C’est exact. Le PPE est peu regardant sur ses membres, car il a toujours eu pour politique de ratisser large afin de renforcer son poids au Parlement. Ce groupe n’a jamais exclu personne à la différence du groupe libéral qui s’est débarrassé du FPÖ autrichien lorsque Jorg Haïder en a pris le contrôle et lui a fait prendre un virage vers l’extrême droite à la fin des années 80. Je tiens à rappeler qu’Orban a été membre du Parti libéral qu’il a quitté, en 2002, lorsqu’il a pris son virage nationaliste. Et c’est à ce moment-là que le PPE l’a accueilli…
Le traitement des réfugiés par la Hongrie ne va-t-il pas pousser le PPE à le lâcher ? Après tout, le groupe est dominé par les chrétiens-démocrates allemands qui sont plus que critiques de son action.
Qu’est-ce qui va peser le plus ? Le pouvoir ou les principes ? J’espère que les principes l’emporteront, mais je crains que ça ne soit le pouvoir comme toujours. Je constate que les réactions les plus virulentes et les plus dures contre Orban ne viennent pas d’Europe, mais des États-Unis…
On ne peut quand même pas nier que la Hongrie est confrontée à un sérieux problème ?

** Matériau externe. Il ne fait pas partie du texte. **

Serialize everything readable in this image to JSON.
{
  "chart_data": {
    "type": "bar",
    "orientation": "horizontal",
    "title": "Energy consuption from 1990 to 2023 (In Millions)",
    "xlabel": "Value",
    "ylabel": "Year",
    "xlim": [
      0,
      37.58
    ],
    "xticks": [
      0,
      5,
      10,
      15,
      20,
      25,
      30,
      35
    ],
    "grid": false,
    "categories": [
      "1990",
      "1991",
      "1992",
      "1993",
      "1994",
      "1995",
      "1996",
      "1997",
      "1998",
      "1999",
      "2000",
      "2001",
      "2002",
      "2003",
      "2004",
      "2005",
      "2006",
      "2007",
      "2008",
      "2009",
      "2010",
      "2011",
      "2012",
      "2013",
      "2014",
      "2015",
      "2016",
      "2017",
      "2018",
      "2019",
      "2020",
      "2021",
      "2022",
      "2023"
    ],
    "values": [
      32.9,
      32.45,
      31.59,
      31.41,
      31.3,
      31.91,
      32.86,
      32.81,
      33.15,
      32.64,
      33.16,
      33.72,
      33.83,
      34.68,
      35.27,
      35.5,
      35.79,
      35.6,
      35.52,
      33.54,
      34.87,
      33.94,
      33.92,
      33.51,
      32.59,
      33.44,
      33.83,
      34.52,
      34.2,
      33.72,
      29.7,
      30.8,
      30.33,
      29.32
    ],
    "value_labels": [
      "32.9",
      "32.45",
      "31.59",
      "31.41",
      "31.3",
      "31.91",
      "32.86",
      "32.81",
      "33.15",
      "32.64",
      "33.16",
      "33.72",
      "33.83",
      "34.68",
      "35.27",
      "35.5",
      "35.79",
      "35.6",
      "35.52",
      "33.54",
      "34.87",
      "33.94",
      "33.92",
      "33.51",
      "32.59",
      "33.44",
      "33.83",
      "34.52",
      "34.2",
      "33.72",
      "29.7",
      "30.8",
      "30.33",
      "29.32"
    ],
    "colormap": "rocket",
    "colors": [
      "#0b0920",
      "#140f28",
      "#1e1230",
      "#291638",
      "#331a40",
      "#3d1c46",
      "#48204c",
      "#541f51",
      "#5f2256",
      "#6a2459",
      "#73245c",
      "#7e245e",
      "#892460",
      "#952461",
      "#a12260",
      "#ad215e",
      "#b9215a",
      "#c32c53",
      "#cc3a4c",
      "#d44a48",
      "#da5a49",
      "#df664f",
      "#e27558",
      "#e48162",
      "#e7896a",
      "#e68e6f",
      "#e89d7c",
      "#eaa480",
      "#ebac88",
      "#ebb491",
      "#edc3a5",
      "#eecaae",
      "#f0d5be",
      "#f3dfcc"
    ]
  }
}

Personne ne le nie. Mais la réaction d’Orban n’est pas conforme aux valeurs européennes. A sa place, je serais venu à Bruxelles avec Matteo Renzi et Alexis Tsipras, qui dirigent deux pays confrontés au même problème, pour exiger une solution européenne. Et si les autres pays avaient refusé, j’aurais organisé le transport des réfugiés vers les capitales de l’Union. Cela aurait autrement plus positif que de construire un mur et de tirer sur les réfugiés. On ne peut pas arrêter des gens qui fuient des zones de guerre.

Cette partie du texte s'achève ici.